De acordo com Ciro Nogueira, a maioria do partido defende a candidatura de Dilma. “Ficou definido o apoio à presidente. Dois diretórios apenas se rebelaram, são 27”, disse após sair da reunião realizada no Senado Federal. “Sempre ouvimos democraticamente a todos. São 27 diretórios e apenas dois se rebelaram de forma inadequada. A maioria quer o apoio à presidente. Já está sacramentado o apoio”, completou.

Resolução polêmica
A resolução que deu à Executiva Nacional o poder de decidir sobre o apoio do PP foi apresentadapela presidência do partido depois de quase três horas de discurso dos correligionários durante a convenção nacional. Depois que Ciro Nogueira declarou aprovada a resolução, foi chamado de “vendido” por militantes que alegam que o presidente não ouviu todos os integrantes do partido.

Na terça-feira (24), Nogueira havia dito ao G1 que seria “tranquilo” aprovar, na convenção, a aliança do PP com o PT em âmbito nacional. “Tem divergências, mas a ampla maioria quer aproximação e, com certeza, a maioria vai prevalecer. Vai ser uma escolha tranquila”, afirmou Nogueira.

No entanto, durante a convenção, a maior parte dos discursos eram contrários à aliança. Ao sair do auditório onde ocorria o evento – rodeado por seguranças, com passos apressados e sob vaias e gritos de membros do partido – Ciro Nogueira afirmou que a aprovação da resolução tinha o apoio de 20 diretórios estaduais.

Marcada por gritos de apoio e hostilidade a diferentes integrantes do partido que subiam à tribuna para fazer discurso, a convenção do PP foi conturbada desde o começo. Contrariando a vontade do presidente nacional da sigla, o presidente do diretório mineiro e atual governador de Minas Gerais, Alberto Pinto Coelho, discursou em defesa da neutralidade do PP nas eleições presidenciais.

Coelho apoia a candidatura de Aécio Neves. “Nossa visão, nossa definição do PP em Minas, se alia à candidatura do senador Aécio Neves para a Presidência da República de maneira irrecorrível. Qualquer enquete ou pesquisa identifica a insatisfação de 60% a 70% da população brasileira que clama por mudanças profundas e estruturais”, declarou Pinto.

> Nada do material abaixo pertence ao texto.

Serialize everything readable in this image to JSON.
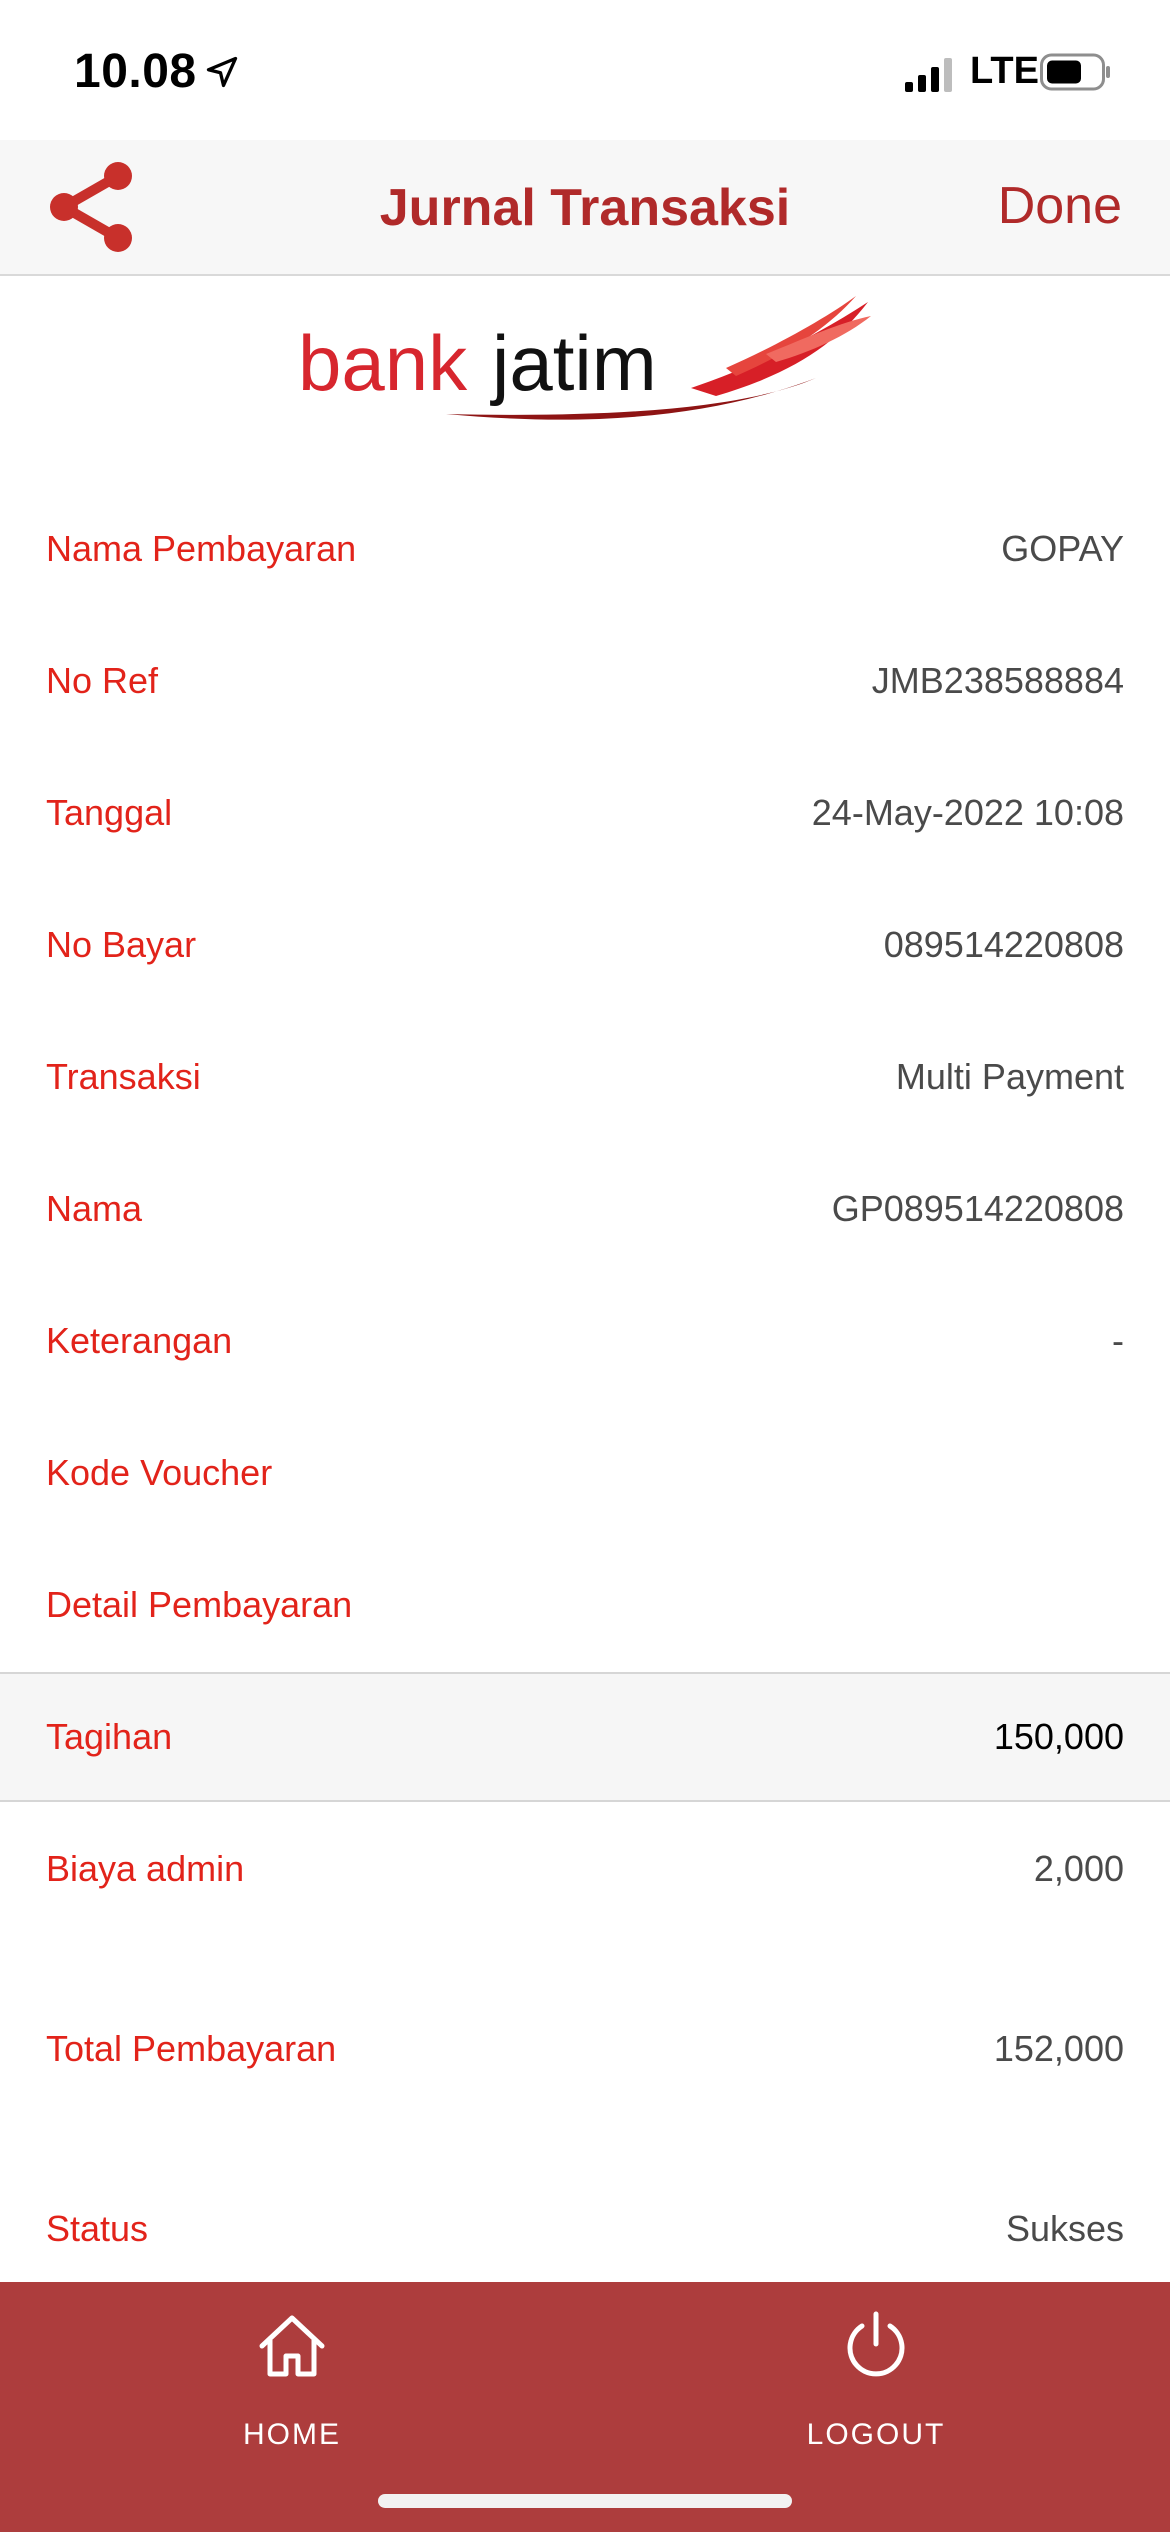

Em seguida, manifestantes levantaram cartaz defendendo a candidatura própria do partido, como nome do deputado Jair Bolsonaro (PP-RJ) para presidente. O parlamentar é conhecido por declarações polêmicas em favor da ditadura militar (1964-1985) e contra políticas em defesa dos homossexuais.
O próprio Bolsonaro subiu à tribuna para defender a sua candidatura e criticar o governo de Dilma Rousseff. “Nossa bancada vai diminuir caso apoiem aqui a eleição da Dilma, caso dêem um minuto e vinte segundos para ela. E eu continuo candidato a presidente da República e espero que o partido coloque em votação o meu nome”, declarou Bolsonaro.

O ex-ministro das Cidades Aguinaldo Ribeiro foi um dos que discursou dedindo apoio à candidatura de Dilma. “O nosso PP comandou por dez anos o Ministério das Cidades. E como coordenador desse ministério, o nosso partido se apropriou de importantes políticas que mudaram a vida dos brasileiros. Não podemos agora relevar aquilo que foi construído […] Defendo que não tenhamos posição e mudemos agora. Nós somos governo, estamos do lado do governo e vamos ganhar as eleições com Dilma”, disse.

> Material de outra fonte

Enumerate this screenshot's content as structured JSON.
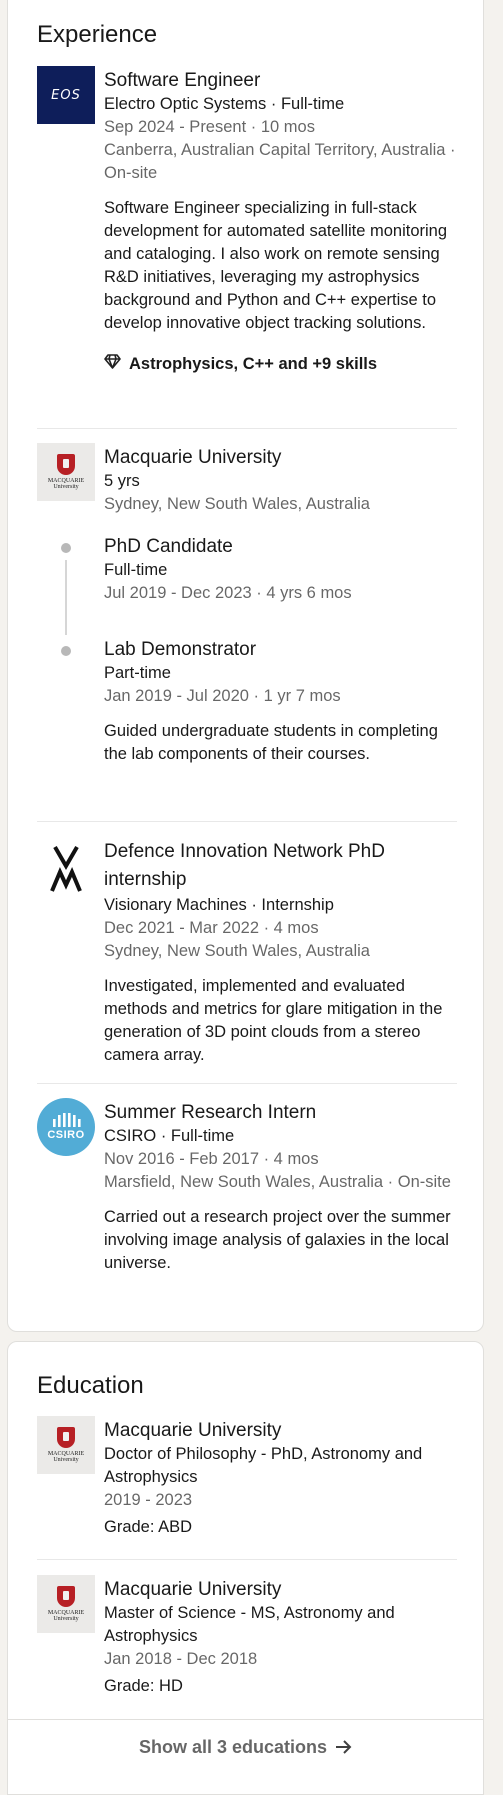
{
  "experience": {
    "heading": "Experience",
    "items": [
      {
        "title": "Software Engineer",
        "company_line": "Electro Optic Systems · Full-time",
        "dates": "Sep 2024 - Present · 10 mos",
        "location": "Canberra, Australian Capital Territory, Australia · On-site",
        "description": "Software Engineer specializing in full-stack development for automated satellite monitoring and cataloging. I also work on remote sensing R&D initiatives, leveraging my astrophysics background and Python and C++ expertise to develop innovative object tracking solutions.",
        "skills": "Astrophysics, C++ and +9 skills",
        "logo_text": "EOS"
      },
      {
        "company": "Macquarie University",
        "duration": "5 yrs",
        "location": "Sydney, New South Wales, Australia",
        "roles": [
          {
            "title": "PhD Candidate",
            "type": "Full-time",
            "dates": "Jul 2019 - Dec 2023 · 4 yrs 6 mos"
          },
          {
            "title": "Lab Demonstrator",
            "type": "Part-time",
            "dates": "Jan 2019 - Jul 2020 · 1 yr 7 mos",
            "description": "Guided undergraduate students in completing the lab components of their courses."
          }
        ]
      },
      {
        "title": "Defence Innovation Network PhD internship",
        "company_line": "Visionary Machines · Internship",
        "dates": "Dec 2021 - Mar 2022 · 4 mos",
        "location": "Sydney, New South Wales, Australia",
        "description": "Investigated, implemented and evaluated methods and metrics for glare mitigation in the generation of 3D point clouds from a stereo camera array."
      },
      {
        "title": "Summer Research Intern",
        "company_line": "CSIRO · Full-time",
        "dates": "Nov 2016 - Feb 2017 · 4 mos",
        "location": "Marsfield, New South Wales, Australia · On-site",
        "description": "Carried out a research project over the summer involving image analysis of galaxies in the local universe.",
        "logo_text": "CSIRO"
      }
    ]
  },
  "education": {
    "heading": "Education",
    "items": [
      {
        "school": "Macquarie University",
        "degree": "Doctor of Philosophy - PhD, Astronomy and Astrophysics",
        "dates": "2019 - 2023",
        "grade": "Grade: ABD"
      },
      {
        "school": "Macquarie University",
        "degree": "Master of Science - MS, Astronomy and Astrophysics",
        "dates": "Jan 2018 - Dec 2018",
        "grade": "Grade: HD"
      }
    ],
    "show_all": "Show all 3 educations"
  },
  "logos": {
    "macquarie_line1": "MACQUARIE",
    "macquarie_line2": "University"
  },
  "icons": {
    "skills": "diamond-icon",
    "arrow": "arrow-right-icon"
  },
  "colors": {
    "eos_bg": "#0e1e5a",
    "csiro_bg": "#52acd6",
    "macquarie_red": "#b72025",
    "page_bg": "#f4f2ee"
  }
}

O PP tem hoje o comando do Ministério das Cidades, sob a chefia do ministro Gilberto Occhi. O partido também soma 39 deputados federais e forma na Câmara um bloco com o PROS (20 parlamentares) – que aprovou na terça-feira (24) o apoio a Dilma. Os 59 deputados do bloco representam a terceira maior bancada da Câmara. No Senado, o PP tem cinco representantes, de um total de 81 senadores.

A senadora Ana Amélia (PP-RS), candidata a governadora no Rio Grande do Sul, já anunciou apoio a Aécio Neves.